Non è colpa tua se la situazione ti sfugge di mano.

 

La prima settimana ti sei rifiutato di rientrare in California perché Dean era ancora incosciente in ospedale (coma farmacologico, vi hanno spiegato i medici). La seconda settimana hai scartato l’idea perché Dean si era appena ripreso, ma gli si prospettava una lunga degenza (certo, potrà essere dimesso, ma il suo equilibrio psico-fisico è a rischio, non lasciatelo mai solo). La terza settimana tua madre inizia a lanciarti sguardi preoccupati e una sera, dopo cena, ti poggia una mano sulla tempia in una carezza gentile e ti dice: “Non è necessario che tu faccia tutto questo. Hai la tua vita, tesoro. A tuo fratello possiamo pensare Carmen ed io. Non devi sacrificarti.”

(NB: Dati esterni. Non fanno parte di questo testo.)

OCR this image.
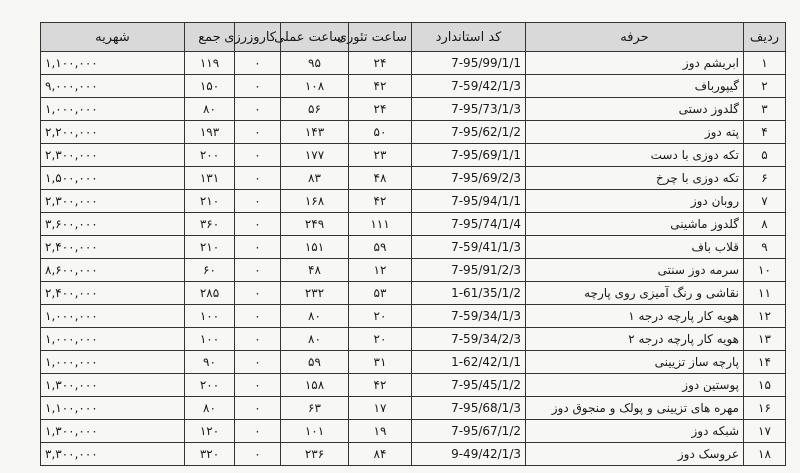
ردیف	حرفه	کد استاندارد	ساعت تئوری	ساعت عملی	کاروزرزی	جمع	شهریه
۱	ابریشم دوز	7-95/99/1/1	۲۴	۹۵	۰	۱۱۹	۱,۱۰۰,۰۰۰
۲	گیپورباف	7-59/42/1/3	۴۲	۱۰۸	۰	۱۵۰	۹,۰۰۰,۰۰۰
۳	گلدوز دستی	7-95/73/1/3	۲۴	۵۶	۰	۸۰	۱,۰۰۰,۰۰۰
۴	پته دوز	7-95/62/1/2	۵۰	۱۴۳	۰	۱۹۳	۲,۲۰۰,۰۰۰
۵	تکه دوزی با دست	7-95/69/1/1	۲۳	۱۷۷	۰	۲۰۰	۲,۳۰۰,۰۰۰
۶	تکه دوزی با چرخ	7-95/69/2/3	۴۸	۸۳	۰	۱۳۱	۱,۵۰۰,۰۰۰
۷	روبان دوز	7-95/94/1/1	۴۲	۱۶۸	۰	۲۱۰	۲,۳۰۰,۰۰۰
۸	گلدوز ماشینی	7-95/74/1/4	۱۱۱	۲۴۹	۰	۳۶۰	۳,۶۰۰,۰۰۰
۹	قلاب باف	7-59/41/1/3	۵۹	۱۵۱	۰	۲۱۰	۲,۴۰۰,۰۰۰
۱۰	سرمه دوز سنتی	7-95/91/2/3	۱۲	۴۸	۰	۶۰	۸,۶۰۰,۰۰۰
۱۱	نقاشی و رنگ آمیزی روی پارچه	1-61/35/1/2	۵۳	۲۳۲	۰	۲۸۵	۲,۴۰۰,۰۰۰
۱۲	هویه کار پارچه درجه ۱	7-59/34/1/3	۲۰	۸۰	۰	۱۰۰	۱,۰۰۰,۰۰۰
۱۳	هویه کار پارچه درجه ۲	7-59/34/2/3	۲۰	۸۰	۰	۱۰۰	۱,۰۰۰,۰۰۰
۱۴	پارچه ساز تزیینی	1-62/42/1/1	۳۱	۵۹	۰	۹۰	۱,۰۰۰,۰۰۰
۱۵	پوستین دوز	7-95/45/1/2	۴۲	۱۵۸	۰	۲۰۰	۱,۳۰۰,۰۰۰
۱۶	مهره های تزیینی و پولک و منجوق دوز	7-95/68/1/3	۱۷	۶۳	۰	۸۰	۱,۱۰۰,۰۰۰
۱۷	شبکه دوز	7-95/67/1/2	۱۹	۱۰۱	۰	۱۲۰	۱,۳۰۰,۰۰۰
۱۸	عروسک دوز	9-49/42/1/3	۸۴	۲۳۶	۰	۳۲۰	۳,۳۰۰,۰۰۰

Ti stacchi da lei, di scatto, e ti chiedi come possa non capire. Tua madre sembra ferita dal tuo gesto, ma non te ne importa. “È mio fratello,” replichi, a nessuno in particolare, forse a te stesso. “Posso continuare a studiare anche qui. E finché lui non starà bene non intendo andarmene.”

 

Quella sera stessa, dopo che avete fatto l’amore, Jess ti informa di aver prenotato un biglietto aereo per il giorno seguente. Tu vorresti gridare, picchiarla, piangere, dirle che non può lasciarti da solo a fronteggiare la tua famiglia (Dean), che hai bisogno di lei, che se ti abbandona non la perdonerai. Ma alla fine le baci una tempia (lì, proprio dove tua madre ti ha carezzato) e le mormori dolcezze all’orecchio, la rassicuri che comprendi e che per te va bene.

Jess non sembra convinta, ti guarda come se tu fossi uno sconosciuto, lo fa spesso ultimamente.

 

Finalmente ti sorge il dubbio che il countdown sia già scattato.

Non hai avuto nemmeno il tempo di accorgertene.


***


Dean torna a casa dopo quaranta giorni dal suo ricovero (quaranta giorni da quando, in un prefabbricato abbandonato in Illinois, ha cercato di ammazzarsi).

Eppure tua madre e la sua ragazza si comportano come se fosse di ritorno da una gita, tutte sorrisi e innocue frasi di circostanza. Tu pensi che al prossimo commento sulla temperatura o la bella giornata potresti gridare, o strapparti le unghie, o impazzire e ridurre le finestre di casa in schegge con i denti per poter ingoiare la polvere di vetro… Ma non fai nulla, sorridi a tutti e tendi la mano a tuo fratello prima di racchiuderlo velocemente in un abbraccio strano e poco sentito.

Dean ti guarda come se tu fossi un alieno, non ricambia e si stacca da te con la lentezza di un ottuagenario sotto ansiolitici, gli occhi scontenti e appannati.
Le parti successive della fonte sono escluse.